Le conseil d’administration de Syngenta a “unanimement” recommandé cette offre à ses actionnaires, a annoncé mercredi le groupe bâlois dans un communiqué, également diffusé par l’entreprise chinoise.

Dans le détail, les actionnaires de Syngenta se verront proposer 465 dollars par action nominative auxquels s’ajoutera un dividende spécial de cinq francs suisses. “La transaction proposée respecte les intérêts de toutes les parties”, s’est félicité Syngenta dans son communiqué.

L’offre publique d’achat (OPA) sera faite au cours des prochaines semaines en Suisse et aux États-Unis, a précisé le groupe helvétique. La clôture de la transaction est envisagée pour d’ici à la fin de l’année.

Le contraste est flagrant avec la très farouche opposition que Syngenta avait opposée l’an dernier à une tentative de reprise par son rival américain Monsanto, qui mettait alors 47 milliards de dollars sur la table – et qui pourrait désormais réfléchir à une contre-attaque.
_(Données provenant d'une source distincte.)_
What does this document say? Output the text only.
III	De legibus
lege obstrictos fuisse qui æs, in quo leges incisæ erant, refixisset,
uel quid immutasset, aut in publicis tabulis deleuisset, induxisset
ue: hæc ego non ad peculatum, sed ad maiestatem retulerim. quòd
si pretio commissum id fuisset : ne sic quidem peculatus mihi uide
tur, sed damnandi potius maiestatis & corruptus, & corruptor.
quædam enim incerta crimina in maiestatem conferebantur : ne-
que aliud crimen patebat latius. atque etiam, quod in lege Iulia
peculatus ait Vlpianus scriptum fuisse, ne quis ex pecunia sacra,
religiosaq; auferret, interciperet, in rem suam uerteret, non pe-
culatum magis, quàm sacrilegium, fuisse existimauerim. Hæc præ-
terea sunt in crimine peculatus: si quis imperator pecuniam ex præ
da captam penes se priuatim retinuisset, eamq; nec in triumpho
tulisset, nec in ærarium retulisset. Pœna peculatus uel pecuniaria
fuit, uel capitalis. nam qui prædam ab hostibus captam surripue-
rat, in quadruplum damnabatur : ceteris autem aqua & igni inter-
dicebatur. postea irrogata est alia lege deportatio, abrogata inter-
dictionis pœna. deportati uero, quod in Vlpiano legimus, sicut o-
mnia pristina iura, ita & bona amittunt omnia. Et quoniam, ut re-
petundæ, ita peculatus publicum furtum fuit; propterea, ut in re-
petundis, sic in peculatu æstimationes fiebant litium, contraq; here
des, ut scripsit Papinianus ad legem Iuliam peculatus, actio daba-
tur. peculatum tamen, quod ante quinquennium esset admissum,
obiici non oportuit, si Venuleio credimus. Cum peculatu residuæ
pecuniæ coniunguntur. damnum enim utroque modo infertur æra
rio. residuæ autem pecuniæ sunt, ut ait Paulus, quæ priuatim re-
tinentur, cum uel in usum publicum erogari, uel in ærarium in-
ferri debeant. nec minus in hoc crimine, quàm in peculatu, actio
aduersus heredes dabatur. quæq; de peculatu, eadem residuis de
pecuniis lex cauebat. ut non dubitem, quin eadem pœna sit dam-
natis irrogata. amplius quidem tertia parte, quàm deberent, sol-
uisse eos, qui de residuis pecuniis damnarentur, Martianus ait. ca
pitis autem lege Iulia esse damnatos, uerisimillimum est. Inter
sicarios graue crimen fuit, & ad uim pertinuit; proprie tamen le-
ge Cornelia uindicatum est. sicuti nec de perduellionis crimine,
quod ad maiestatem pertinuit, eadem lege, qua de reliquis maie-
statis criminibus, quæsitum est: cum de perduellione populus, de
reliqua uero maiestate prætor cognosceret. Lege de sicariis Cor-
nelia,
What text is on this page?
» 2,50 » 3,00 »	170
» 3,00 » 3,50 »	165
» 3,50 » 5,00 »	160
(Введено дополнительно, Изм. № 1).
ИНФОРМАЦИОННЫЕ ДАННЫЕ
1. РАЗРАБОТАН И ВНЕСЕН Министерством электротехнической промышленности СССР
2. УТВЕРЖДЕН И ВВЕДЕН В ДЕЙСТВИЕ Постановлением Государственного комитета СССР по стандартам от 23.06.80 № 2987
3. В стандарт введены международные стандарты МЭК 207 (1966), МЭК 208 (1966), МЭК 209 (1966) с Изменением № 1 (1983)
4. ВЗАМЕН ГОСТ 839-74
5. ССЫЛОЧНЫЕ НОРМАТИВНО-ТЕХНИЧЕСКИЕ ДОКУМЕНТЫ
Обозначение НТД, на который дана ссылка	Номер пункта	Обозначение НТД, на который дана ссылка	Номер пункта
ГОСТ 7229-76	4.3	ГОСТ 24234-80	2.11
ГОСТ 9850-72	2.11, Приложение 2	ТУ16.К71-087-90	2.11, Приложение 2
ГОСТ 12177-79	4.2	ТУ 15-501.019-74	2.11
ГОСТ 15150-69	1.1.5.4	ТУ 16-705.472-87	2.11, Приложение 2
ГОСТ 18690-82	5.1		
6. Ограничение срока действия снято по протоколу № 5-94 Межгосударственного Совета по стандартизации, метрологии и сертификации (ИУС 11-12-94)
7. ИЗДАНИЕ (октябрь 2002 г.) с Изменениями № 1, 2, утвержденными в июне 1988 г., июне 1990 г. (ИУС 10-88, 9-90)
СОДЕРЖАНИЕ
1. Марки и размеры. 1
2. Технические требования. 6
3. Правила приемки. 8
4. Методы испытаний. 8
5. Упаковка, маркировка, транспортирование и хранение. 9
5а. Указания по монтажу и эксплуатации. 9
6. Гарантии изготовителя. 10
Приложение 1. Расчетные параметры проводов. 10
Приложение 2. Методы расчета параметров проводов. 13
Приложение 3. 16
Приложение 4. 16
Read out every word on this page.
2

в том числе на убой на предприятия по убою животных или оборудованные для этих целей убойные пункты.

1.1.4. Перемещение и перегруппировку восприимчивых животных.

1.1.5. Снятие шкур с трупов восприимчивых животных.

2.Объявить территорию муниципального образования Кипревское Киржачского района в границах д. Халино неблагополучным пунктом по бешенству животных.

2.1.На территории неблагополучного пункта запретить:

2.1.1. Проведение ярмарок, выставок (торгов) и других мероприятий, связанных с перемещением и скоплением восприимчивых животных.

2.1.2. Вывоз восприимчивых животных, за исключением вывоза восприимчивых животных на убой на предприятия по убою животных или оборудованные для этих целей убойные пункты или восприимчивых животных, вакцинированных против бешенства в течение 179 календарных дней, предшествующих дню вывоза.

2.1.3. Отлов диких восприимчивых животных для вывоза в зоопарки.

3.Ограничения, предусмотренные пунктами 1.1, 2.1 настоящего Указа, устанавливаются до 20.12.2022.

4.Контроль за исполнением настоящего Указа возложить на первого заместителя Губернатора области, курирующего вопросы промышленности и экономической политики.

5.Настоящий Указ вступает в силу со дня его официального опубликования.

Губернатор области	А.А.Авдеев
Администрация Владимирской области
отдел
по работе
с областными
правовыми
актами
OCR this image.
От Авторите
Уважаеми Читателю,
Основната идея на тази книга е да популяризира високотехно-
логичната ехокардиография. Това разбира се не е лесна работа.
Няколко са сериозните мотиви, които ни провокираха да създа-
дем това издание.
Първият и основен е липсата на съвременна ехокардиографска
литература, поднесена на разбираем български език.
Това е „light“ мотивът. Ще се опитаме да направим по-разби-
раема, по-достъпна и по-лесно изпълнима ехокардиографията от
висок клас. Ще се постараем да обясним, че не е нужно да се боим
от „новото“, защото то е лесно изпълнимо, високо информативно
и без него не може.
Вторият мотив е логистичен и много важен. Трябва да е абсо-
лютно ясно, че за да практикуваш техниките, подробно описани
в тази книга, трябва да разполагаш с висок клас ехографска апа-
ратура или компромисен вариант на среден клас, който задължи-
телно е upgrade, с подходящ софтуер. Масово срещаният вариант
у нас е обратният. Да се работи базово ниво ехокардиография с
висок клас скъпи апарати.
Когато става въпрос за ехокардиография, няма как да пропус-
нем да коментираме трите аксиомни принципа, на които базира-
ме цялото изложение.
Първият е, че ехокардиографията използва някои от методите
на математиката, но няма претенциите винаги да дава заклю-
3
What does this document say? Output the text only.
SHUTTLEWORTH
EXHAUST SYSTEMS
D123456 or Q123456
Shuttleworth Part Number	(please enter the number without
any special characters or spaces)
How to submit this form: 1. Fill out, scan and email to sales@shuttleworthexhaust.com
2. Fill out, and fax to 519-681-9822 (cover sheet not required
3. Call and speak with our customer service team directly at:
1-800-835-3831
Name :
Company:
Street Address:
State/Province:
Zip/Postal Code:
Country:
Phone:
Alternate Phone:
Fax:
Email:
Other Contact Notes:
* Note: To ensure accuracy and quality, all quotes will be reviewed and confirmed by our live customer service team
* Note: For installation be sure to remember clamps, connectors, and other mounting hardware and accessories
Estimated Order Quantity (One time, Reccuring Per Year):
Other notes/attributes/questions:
ChemChina, un mastodonte à capitaux publics dont la gestion dépend directement du gouvernement central, ne cache pas ses ambitions internationales tous azimuts.

Il a mis la main en 2015 sur le fabricant italien de pneus Pirelli dans une opération valorisée à 7,4 milliards d’euros, et il a récemment annoncé l’achat de l’Allemand KraussMaffei, un fabricant emblématique de machines-outils destinées à l’industrie du plastique, pour 925 millions d’euros.

En quête de diversification, ChemChina a également pris mi-janvier une participation de 12% dans la firme de courtage suisse Mercuria.

Potentiel sur les semences

La prise du contrôle de Syngenta permettrait à ChemChina de s’imposer parmi les plus gros producteurs de pesticides et produits agrochimiques de la planète, tout en l’aidant à diminuer sa dépendance à l’égard de ses activités pétrochimiques.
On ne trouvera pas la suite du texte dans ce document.